35 Held Hostage As Man Plays Piano in Lerner Lounge


piano lounge.jpeg

LERNER–  A lone pianist held 35 students hostage in the Lerner lounge this past Tuesday with his incredibly off-key rendition of Duran Duran’s “Hungry Like The Wolf.”

The pianist, identified as Li Wei Goldberg of Wallach 6, released a full list of demands to public security:

  1. A permanent reserved spot in Butler 301

  2. That everyone call him by his actual Chinese name, not “Jeff”

  3. An opportunity to take a joy ride in Bollinger’s Audi

  4. Line cutting privileges at Ferris during peak hours

  5. Immunity

  6. Control of WKCR for a 336 hour 80s marathon

  7. A wig made entirely of Bollinger’s refined-steel locks

  8. A Texas Instruments Nspire CX CAS Graphing Calculator

  9. Abolishment of elevator etiquette

OR Orgo night back in butler

If his demands were not met, Goldberg threatened not only to continue playing in Lerner Lounge, but also to shift to the Hamilton soundtrack.

Evoking the Sirens of the Odyssey, Goldberg began to sing his ode to Duran Duran, thus ensuring no one could escape. “Of course we wanted to leave, but I’m not going to tarnish my reputation as a gentleman by leaving in the middle of a performance,” said 43 year-old Norman Gurman, GS ‘19, who had the misfortune to be hitting on a sophomore when the Duran Duran devastation hit. Speaking to The Federalist via emergency flip-phone, Gurman tearfully added “Tell my son. . . he’s the man of the house now. Tell him to be strong. Tell him that he’s the real wolf in my life.”
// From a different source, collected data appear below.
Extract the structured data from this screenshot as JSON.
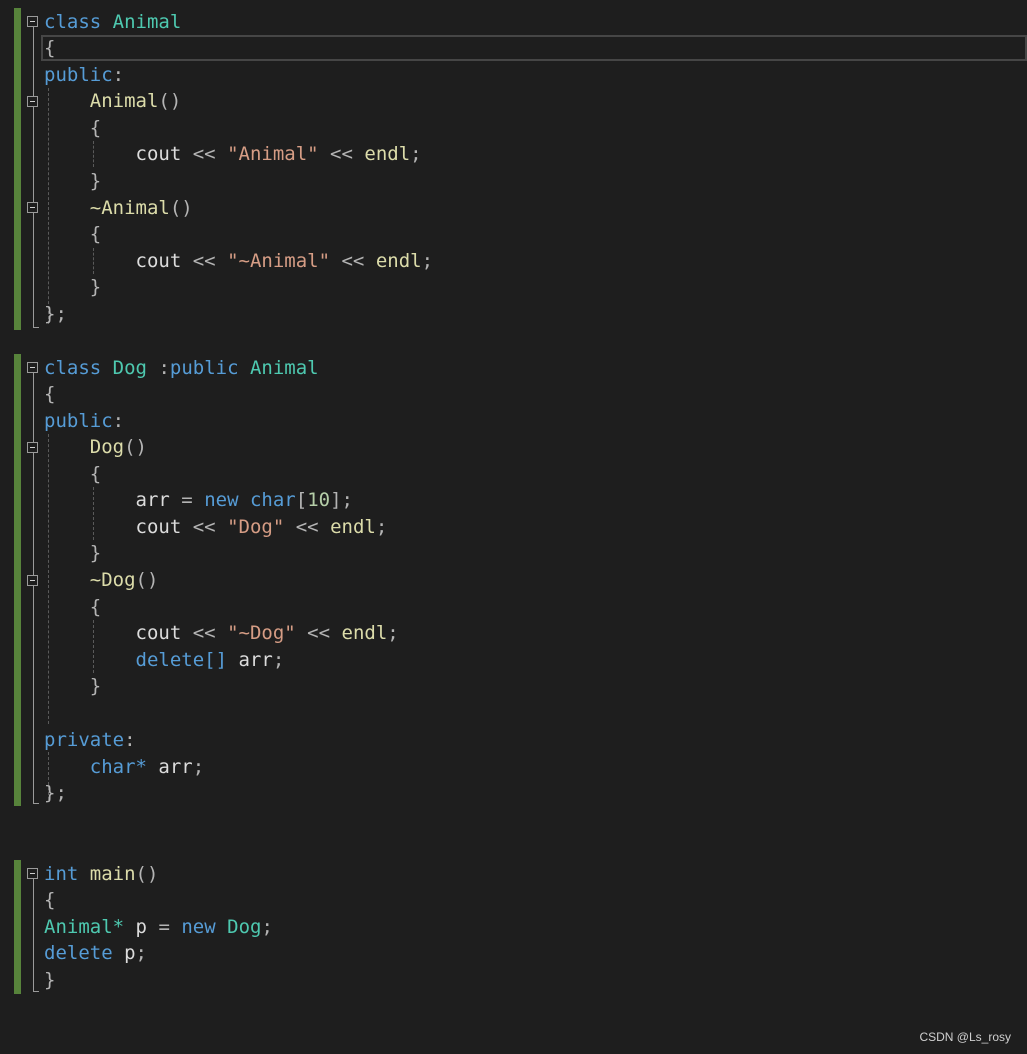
{
  "editor": {
    "lines": {
      "l1": {
        "kw": "class",
        "ty": "Animal"
      },
      "l2": {
        "pu": "{"
      },
      "l3": {
        "kw": "public",
        "pu": ":"
      },
      "l4": {
        "fn": "Animal",
        "pu": "()"
      },
      "l5": {
        "pu": "{"
      },
      "l6": {
        "id1": "cout",
        "op1": "<<",
        "str": "\"Animal\"",
        "op2": "<<",
        "id2": "endl",
        "pu": ";"
      },
      "l7": {
        "pu": "}"
      },
      "l8": {
        "fn": "~Animal",
        "pu": "()"
      },
      "l9": {
        "pu": "{"
      },
      "l10": {
        "id1": "cout",
        "op1": "<<",
        "str": "\"~Animal\"",
        "op2": "<<",
        "id2": "endl",
        "pu": ";"
      },
      "l11": {
        "pu": "}"
      },
      "l12": {
        "pu": "};"
      },
      "l13": {
        "kw": "class",
        "ty": "Dog",
        "pu": ":",
        "kw2": "public",
        "ty2": "Animal"
      },
      "l14": {
        "pu": "{"
      },
      "l15": {
        "kw": "public",
        "pu": ":"
      },
      "l16": {
        "fn": "Dog",
        "pu": "()"
      },
      "l17": {
        "pu": "{"
      },
      "l18": {
        "id": "arr",
        "op": "=",
        "kw": "new",
        "kw2": "char",
        "pu1": "[",
        "num": "10",
        "pu2": "];"
      },
      "l19": {
        "id1": "cout",
        "op1": "<<",
        "str": "\"Dog\"",
        "op2": "<<",
        "id2": "endl",
        "pu": ";"
      },
      "l20": {
        "pu": "}"
      },
      "l21": {
        "fn": "~Dog",
        "pu": "()"
      },
      "l22": {
        "pu": "{"
      },
      "l23": {
        "id1": "cout",
        "op1": "<<",
        "str": "\"~Dog\"",
        "op2": "<<",
        "id2": "endl",
        "pu": ";"
      },
      "l24": {
        "kw": "delete[]",
        "id": "arr",
        "pu": ";"
      },
      "l25": {
        "pu": "}"
      },
      "l26": {
        "kw": "private",
        "pu": ":"
      },
      "l27": {
        "kw": "char*",
        "id": "arr",
        "pu": ";"
      },
      "l28": {
        "pu": "};"
      },
      "l29": {
        "kw": "int",
        "fn": "main",
        "pu": "()"
      },
      "l30": {
        "pu": "{"
      },
      "l31": {
        "ty": "Animal*",
        "id": "p",
        "op": "=",
        "kw": "new",
        "ty2": "Dog",
        "pu": ";"
      },
      "l32": {
        "kw": "delete",
        "id": "p",
        "pu": ";"
      },
      "l33": {
        "pu": "}"
      }
    }
  },
  "watermark": "CSDN @Ls_rosy",
  "colors": {
    "background": "#1e1e1e",
    "keyword": "#569cd6",
    "type": "#4ec9b0",
    "function": "#dcdcaa",
    "string": "#d69d85",
    "identifier": "#dcdcdc",
    "number": "#b5cea8",
    "change_bar": "#57833b"
  }
}
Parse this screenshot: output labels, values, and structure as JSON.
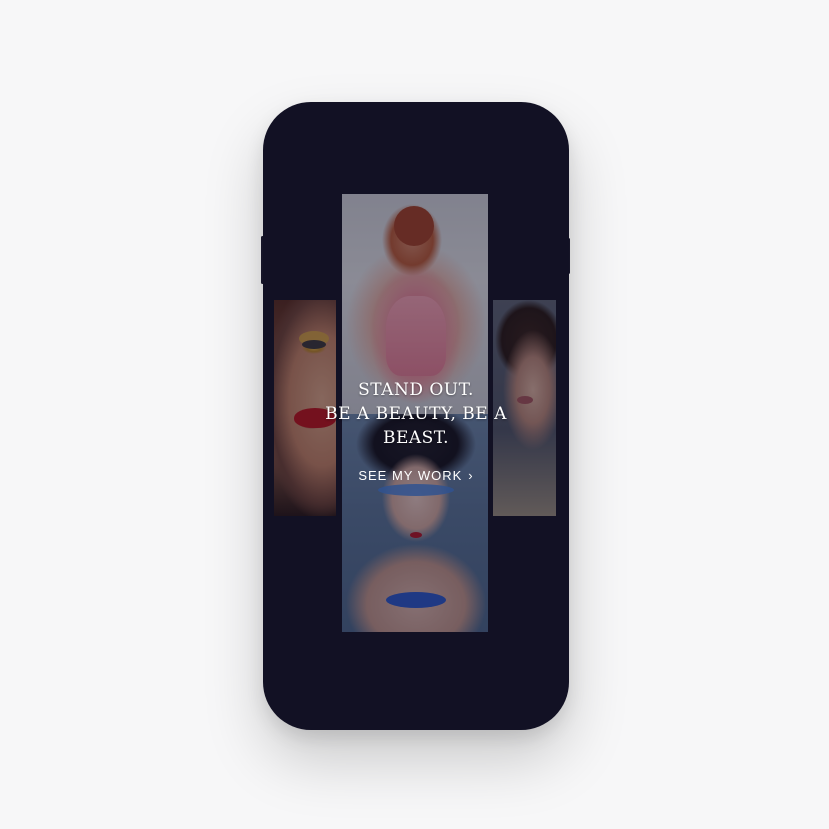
{
  "hero": {
    "lines": [
      "STAND OUT.",
      "BE A BEAUTY, BE A",
      "BEAST."
    ]
  },
  "cta": {
    "label": "SEE MY WORK",
    "icon": "chevron-right-icon"
  },
  "colors": {
    "page_bg": "#f7f7f8",
    "phone_bg": "#121124",
    "text": "#ffffff"
  }
}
One escapee, Anna Berkhead, BC ’20, commented on the abduction: “It was a normal day in the Lerner lounge, the scent of depression wafted through like freshmen at a NSOP event. At first I thought it was strange that he seemed to be tuning the piano, which as far as I could tell was in totally normal condition, but real hell broke loose when we realized the doors were locked. Luckily I had my headphones in, but his Siren’s song seemed to draw even the most deaf students to the piano.”

A crowd formed around the lounge and many students began hypothesizing regarding what his motives could be. “He hoped to singlehandedly eliminate stress culture on campus with his smooth ivory-tickling.” said one student.  “I heard he ran out of socks,” said another.

“Duran Duran requires a very specific tuning,” said the demure hostage taker. “If any of these uncultured heathens paid attention in Music Hum, they would know that.”

Reports that CAVA was planning a rescue mission were quickly dispelled when a CAVA representative noted, “I’ll clean up vomit, but I’m not going anywhere near this shit. For god’s sake isn’t this Psychological Services’ job?” 

Thankfully, Mike from the Carman security desk arrived on the scene just in time. With a single fist bump and his handy jazz mix playing in the background he was able to calm down Li Wei and defuse the situation. “We don’t negotiate with terrorists, but I can talk to them, because everyone just needs a little love,” said Mike after consoling the crazed pianist.